The Use of Contracts and Alternative Financing Methods in the Collection of Household Refuse in Urban Areas
William M. Petrovic and Bruce L. Jaffee, 1978
Public Productivity Review, Vol. 3, No. 2, Summer-Autumn 1978, pp. 48-60.
This is a study of refuse collection in 25 cities (pop. 25,000-180,000) in four states in the United States Midwest: Illinois, Indiana, Michigan and Ohio. The authors distinguish between municipal, contract and competitive regimes to examine the contract model in particular as a means to provide household refuse collection. Private contractor arrangements are earmarked for increased popularity as it was deemed likely that private involvement (and user-charging) would improve productivity and lower costs.
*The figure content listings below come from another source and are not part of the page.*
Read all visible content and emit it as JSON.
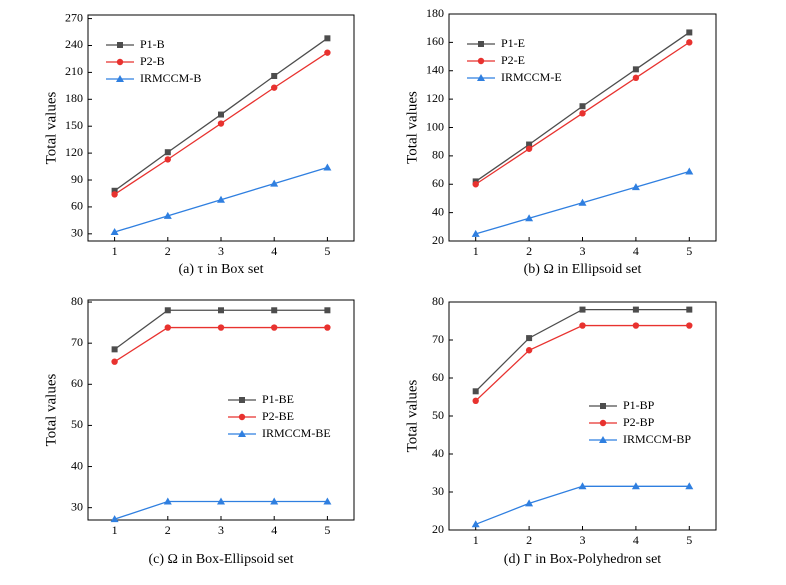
{
  "chart_data": [
    {
      "type": "line",
      "title": "(a) τ in Box set",
      "y_label": "Total values",
      "legend": "upper left",
      "x": [
        1,
        2,
        3,
        4,
        5
      ],
      "xlim": [
        0.5,
        5.5
      ],
      "xticks": [
        1,
        2,
        3,
        4,
        5
      ],
      "ylim": [
        22,
        274
      ],
      "yticks": [
        30,
        60,
        90,
        120,
        150,
        180,
        210,
        240,
        270
      ],
      "series": [
        {
          "name": "P1-B",
          "color": "#4d4d4d",
          "marker": "square",
          "values": [
            78,
            121,
            163,
            206,
            248
          ]
        },
        {
          "name": "P2-B",
          "color": "#e8322f",
          "marker": "circle",
          "values": [
            74,
            113,
            153,
            193,
            232
          ]
        },
        {
          "name": "IRMCCM-B",
          "color": "#2f7fe0",
          "marker": "triangle",
          "values": [
            32,
            50,
            68,
            86,
            104
          ]
        }
      ]
    },
    {
      "type": "line",
      "title": "(b) Ω in Ellipsoid set",
      "y_label": "Total values",
      "legend": "upper left",
      "x": [
        1,
        2,
        3,
        4,
        5
      ],
      "xlim": [
        0.5,
        5.5
      ],
      "xticks": [
        1,
        2,
        3,
        4,
        5
      ],
      "ylim": [
        20,
        180
      ],
      "yticks": [
        20,
        40,
        60,
        80,
        100,
        120,
        140,
        160,
        180
      ],
      "series": [
        {
          "name": "P1-E",
          "color": "#4d4d4d",
          "marker": "square",
          "values": [
            62,
            88,
            115,
            141,
            167
          ]
        },
        {
          "name": "P2-E",
          "color": "#e8322f",
          "marker": "circle",
          "values": [
            60,
            85,
            110,
            135,
            160
          ]
        },
        {
          "name": "IRMCCM-E",
          "color": "#2f7fe0",
          "marker": "triangle",
          "values": [
            25,
            36,
            47,
            58,
            69
          ]
        }
      ]
    },
    {
      "type": "line",
      "title": "(c) Ω in Box-Ellipsoid set",
      "y_label": "Total values",
      "legend": "center right",
      "x": [
        1,
        2,
        3,
        4,
        5
      ],
      "xlim": [
        0.5,
        5.5
      ],
      "xticks": [
        1,
        2,
        3,
        4,
        5
      ],
      "ylim": [
        27,
        80.5
      ],
      "yticks": [
        30,
        40,
        50,
        60,
        70,
        80
      ],
      "series": [
        {
          "name": "P1-BE",
          "color": "#4d4d4d",
          "marker": "square",
          "values": [
            68.5,
            78,
            78,
            78,
            78
          ]
        },
        {
          "name": "P2-BE",
          "color": "#e8322f",
          "marker": "circle",
          "values": [
            65.5,
            73.8,
            73.8,
            73.8,
            73.8
          ]
        },
        {
          "name": "IRMCCM-BE",
          "color": "#2f7fe0",
          "marker": "triangle",
          "values": [
            27.2,
            31.5,
            31.5,
            31.5,
            31.5
          ]
        }
      ]
    },
    {
      "type": "line",
      "title": "(d) Γ in Box-Polyhedron set",
      "y_label": "Total values",
      "legend": "center right",
      "x": [
        1,
        2,
        3,
        4,
        5
      ],
      "xlim": [
        0.5,
        5.5
      ],
      "xticks": [
        1,
        2,
        3,
        4,
        5
      ],
      "ylim": [
        20,
        80
      ],
      "yticks": [
        20,
        30,
        40,
        50,
        60,
        70,
        80
      ],
      "series": [
        {
          "name": "P1-BP",
          "color": "#4d4d4d",
          "marker": "square",
          "values": [
            56.5,
            70.5,
            78,
            78,
            78
          ]
        },
        {
          "name": "P2-BP",
          "color": "#e8322f",
          "marker": "circle",
          "values": [
            54,
            67.3,
            73.8,
            73.8,
            73.8
          ]
        },
        {
          "name": "IRMCCM-BP",
          "color": "#2f7fe0",
          "marker": "triangle",
          "values": [
            21.5,
            27,
            31.5,
            31.5,
            31.5
          ]
        }
      ]
    }
  ]
}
However, this finding is contingent on properly incentivised contracts and user charges.

USA


Scale, Market Structure, and the Cost of Refuse Collection
Steven, Barbara J., 1978
The Review of Economics and Statistics, 60(3), pp. 438-448
This paper analyses how the cost of providing waste removal services varies systematically with the identity of the collector, the degree of competition and the size of the market served.  It looks at the difference in providing waste removal services in three alternative market structures.  Findings in the paper suggest a private monopolist is more likely to use a smaller staff base, whilst also showing that the cost to households is likely to decrease when the collector is a private monopolist.      

USA


An Empirical Study of Competition in Municipal Service Delivery
Savas, E.S. , 1977
Public Administration Review, pp.717-724
This is a case study about the City of Minneapolis where the service of refuse collection was provided by both the public and private sector, so that neither dominated.  The study argues that the situation where both the public and private sectors are service providers can be beneficial as each sector is able to act as a yardstick, which can measure each other's performance.  Analysis of the case in Minneapolis shows that the involvement of both the public and private sectors in refuse collection resulted in increased productivity and competition, as well as a more cost-effective service delivery for citizens.

USA


An Empirical Comparison of Government and Private Production Efficiency
William Pier, Robert Vernon and John Wicks, 1974
National Tax Journal, Vol. 27, December 1974, pp. 653-656.
This study uses survey data to compare production functions of refuse collection service across municipalities in Montana, measuring the productive and labour efficiencies of public and private service providers. Unusually among North American studies, public production is found to be more efficient than private. For a critical look at their methodology, see Werner Pommerehne and Bruno Frey, 1977, pp. 228-9.